Member of the New Hampshire House of Representatives
- In office December 1, 2004 – October 13, 2010
- Preceded by: Edward "Ned" Densmore
- Succeeded by: Paul Mirski Charles E. Sova
- Constituency: Grafton 10th
- In office December 5, 2012 – June 4, 2014
- Preceded by: District established
- Succeeded by: Stephen Darrow
- Constituency: Grafton 17th

Personal details
- Born: June 1940 (age 86) England
- Party: Democratic
- Education: Somerville College, Oxford; UCL School of Slavonic and East European Studies;
- Occupation: Financial consultant; politician;

= Catherine Mulholland =

American politician (born 1940)

Catherine Mulholland (née Turner; born June 1940) is an English American former politician and financial consultant. She was a member of the New Hampshire House of Representatives from Grafton County, who first represented the 10th district from 2004 to 2010, then the 17th district from 2012 to 2014.

She is the former elected chair of the three-person board of Trustees of the Trust Funds of the town of Grafton, New Hampshire.

==Education==
Mulholland matriculated at Somerville College, Oxford, in 1959. She has received master's degrees from the University of Oxford and from the University College London School of Slavonic and East European Studies.

==Career==
Mulholland worked as a financial consultant. She first ran for election to the New Hampshire House of Representatives for the Grafton 10th district in 2004. She received the most votes in the Democratic primary election and the third-most votes in the 2004 general election. She won the final seat for the three-member district in the election. She was re-elected in 2006 and received the second-most votes in the primary and the most in the general election. In 2008, she received the third-most votes in the primary and general elections. In 2009, Mulholland incurred the highest amount of expenses among Grafton County's delegation in the New Hampshire House of Representatives. She received the third-most votes in the Democratic primary elections for the Grafton 10th district in 2010, but lost in the general election. She lost after having received the fifth-most votes in the general election of six candidates.

Mulholland ran again for a seat in the New Hampshire House of Representatives in 2012, this time for the Grafton 17th district. She won 73.7% of the votes in the Democratic party primary election and won the general election with 53.2% of the vote against Paul H. Simard. She opposed Senate Bill 126, known as the New Hampshire Dealers Bill of Rights, and said it "would not just level the playing field, but tip it violently in favor of the dealers." She ran for re-election from the same district in 2014, and won the Democratic party primary but lost the general election to Stephen Darrow. In 2015, she backed Martin O'Malley in the 2016 Democratic Party presidential primaries. She ran against Darrow a second time in 2016, but again lost the general election.

She ran for the Grafton 9th district in 2018, and received the most votes in the Democratic primary election, but received the third-most votes in the general election for the two-member district. Mulholland ran for the same district in 2020. She received the most votes in the primary for the district, receiving 645 votes over Carolyn Fluehr-Lobban's 435 votes and Richard Lobban's 278 votes. However, she lost the general election, receiving the third-most votes with Lex Berezhny and Ned Gordon going on to represent the district.

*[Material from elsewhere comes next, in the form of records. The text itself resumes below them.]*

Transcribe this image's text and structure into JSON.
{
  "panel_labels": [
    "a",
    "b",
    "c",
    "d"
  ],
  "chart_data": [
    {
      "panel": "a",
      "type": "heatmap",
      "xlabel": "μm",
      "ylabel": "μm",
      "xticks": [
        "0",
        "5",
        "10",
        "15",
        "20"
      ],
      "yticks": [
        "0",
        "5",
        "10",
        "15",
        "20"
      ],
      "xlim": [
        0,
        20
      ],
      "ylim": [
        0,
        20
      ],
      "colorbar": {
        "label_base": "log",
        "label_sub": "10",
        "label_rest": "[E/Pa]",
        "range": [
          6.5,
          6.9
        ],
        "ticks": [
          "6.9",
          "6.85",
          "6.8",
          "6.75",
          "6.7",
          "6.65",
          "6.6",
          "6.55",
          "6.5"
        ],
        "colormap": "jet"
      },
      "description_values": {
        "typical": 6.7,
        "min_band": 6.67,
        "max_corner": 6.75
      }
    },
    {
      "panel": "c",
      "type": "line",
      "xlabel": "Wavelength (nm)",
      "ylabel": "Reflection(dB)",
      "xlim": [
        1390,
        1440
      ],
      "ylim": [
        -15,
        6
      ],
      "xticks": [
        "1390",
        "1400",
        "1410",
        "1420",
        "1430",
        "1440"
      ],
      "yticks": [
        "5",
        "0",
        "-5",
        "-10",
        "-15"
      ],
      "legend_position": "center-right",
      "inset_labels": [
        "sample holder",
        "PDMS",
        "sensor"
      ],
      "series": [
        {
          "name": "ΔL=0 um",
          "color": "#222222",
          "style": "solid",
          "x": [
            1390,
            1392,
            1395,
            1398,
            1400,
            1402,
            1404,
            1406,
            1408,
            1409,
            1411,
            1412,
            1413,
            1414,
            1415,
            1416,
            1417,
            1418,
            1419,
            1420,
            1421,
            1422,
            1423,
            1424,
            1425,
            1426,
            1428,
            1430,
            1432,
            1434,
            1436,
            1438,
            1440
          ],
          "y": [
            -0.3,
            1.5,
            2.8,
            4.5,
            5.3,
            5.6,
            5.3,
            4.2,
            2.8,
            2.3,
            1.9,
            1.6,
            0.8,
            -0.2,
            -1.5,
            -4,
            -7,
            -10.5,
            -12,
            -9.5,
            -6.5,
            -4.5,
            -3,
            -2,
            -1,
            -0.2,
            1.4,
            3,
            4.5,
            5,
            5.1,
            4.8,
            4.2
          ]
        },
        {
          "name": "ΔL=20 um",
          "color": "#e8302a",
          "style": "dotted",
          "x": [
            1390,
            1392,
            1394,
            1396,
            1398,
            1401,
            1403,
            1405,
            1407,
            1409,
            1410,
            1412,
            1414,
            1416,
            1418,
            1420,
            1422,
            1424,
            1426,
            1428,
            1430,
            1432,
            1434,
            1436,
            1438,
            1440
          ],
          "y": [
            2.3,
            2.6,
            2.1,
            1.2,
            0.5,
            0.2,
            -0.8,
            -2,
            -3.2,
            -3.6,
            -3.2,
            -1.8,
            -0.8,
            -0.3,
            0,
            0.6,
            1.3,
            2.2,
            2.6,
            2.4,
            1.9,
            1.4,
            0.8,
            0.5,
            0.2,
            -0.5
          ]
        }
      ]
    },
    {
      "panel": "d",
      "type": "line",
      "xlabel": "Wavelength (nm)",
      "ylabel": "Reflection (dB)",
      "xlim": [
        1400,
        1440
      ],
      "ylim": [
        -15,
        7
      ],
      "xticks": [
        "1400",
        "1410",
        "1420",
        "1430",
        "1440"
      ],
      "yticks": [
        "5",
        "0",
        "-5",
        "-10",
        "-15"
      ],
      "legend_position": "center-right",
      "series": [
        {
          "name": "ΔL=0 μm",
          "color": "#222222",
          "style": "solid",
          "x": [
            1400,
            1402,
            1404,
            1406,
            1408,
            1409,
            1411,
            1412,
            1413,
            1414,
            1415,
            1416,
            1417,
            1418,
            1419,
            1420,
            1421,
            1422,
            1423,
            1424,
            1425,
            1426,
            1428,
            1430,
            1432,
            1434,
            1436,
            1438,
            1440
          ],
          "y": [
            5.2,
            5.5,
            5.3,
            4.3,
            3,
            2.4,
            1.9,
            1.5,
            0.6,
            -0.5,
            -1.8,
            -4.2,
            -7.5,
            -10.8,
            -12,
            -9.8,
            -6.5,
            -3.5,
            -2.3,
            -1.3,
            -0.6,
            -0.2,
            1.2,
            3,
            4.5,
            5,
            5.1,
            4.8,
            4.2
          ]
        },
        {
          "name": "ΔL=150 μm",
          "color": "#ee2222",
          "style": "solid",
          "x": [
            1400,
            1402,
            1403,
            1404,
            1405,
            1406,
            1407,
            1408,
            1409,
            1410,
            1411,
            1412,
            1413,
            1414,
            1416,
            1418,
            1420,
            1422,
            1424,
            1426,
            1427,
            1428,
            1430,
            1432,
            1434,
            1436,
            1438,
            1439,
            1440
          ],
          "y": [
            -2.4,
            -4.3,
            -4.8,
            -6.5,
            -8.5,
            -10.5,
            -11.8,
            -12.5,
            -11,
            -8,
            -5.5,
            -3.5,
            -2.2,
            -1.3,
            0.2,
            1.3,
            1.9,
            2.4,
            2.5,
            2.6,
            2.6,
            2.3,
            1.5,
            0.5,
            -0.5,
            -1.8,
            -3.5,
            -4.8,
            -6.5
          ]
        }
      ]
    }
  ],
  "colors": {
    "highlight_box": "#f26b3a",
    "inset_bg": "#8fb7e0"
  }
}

Mulholland most recently ran for the Grafton 10th district in 2022 and was endorsed by the New Hampshire AFL-CIO. She won the Democratic party primary election without opposition, but lost the general election to Lex Berezhny.

==Political positions==
While in the New Hampshire House of Representatives, she sought to revive the soda tax that had been proposed in 2010.

While a candidate for office in 2020, Mulholland indicated she supported the legalization of non-medical cannabis to lower the costs of law enforcement, prison populations, and provide additional revenue to the state. She also advocated for increased access to police misconduct reports, for phasing out fossil fuels, for compulsory voting in the United States and said she prefers "to see the adoption of the Australian model".

==2024 incident==
On April 27, 2024, the Lebanon Police Department responded to an "incident at Tractor Supply involving animal cruelty". A Tractor Supply employee called the police reporting an incident of animal cruelty on the premises. Upon further investigation it was determined that "Catherine Mulholland, age 83, of Grafton, NH, reportedly kicked her dogs while inside the store." She told officers that she kicked her dogs to break up an alleged fight between them. However, witnesses also reported that she expressed intentions to shoot her dogs and threatened to shoot an employee who tried to intervene. The dogs were observed to be malnourished, had patchy fur, and "had feces matted into their fur". Her dogs ended up being transferred to the Upper Valley Humane Society.

Mulholland was charged with four counts of cruelty to animals and neglect and one count of criminal threatening. Both charges are misdemeanors. Mulholland was released from jail on a personal recognizance bail and scheduled for a 2nd Circuit Lebanon District Court date of June 10, 2024.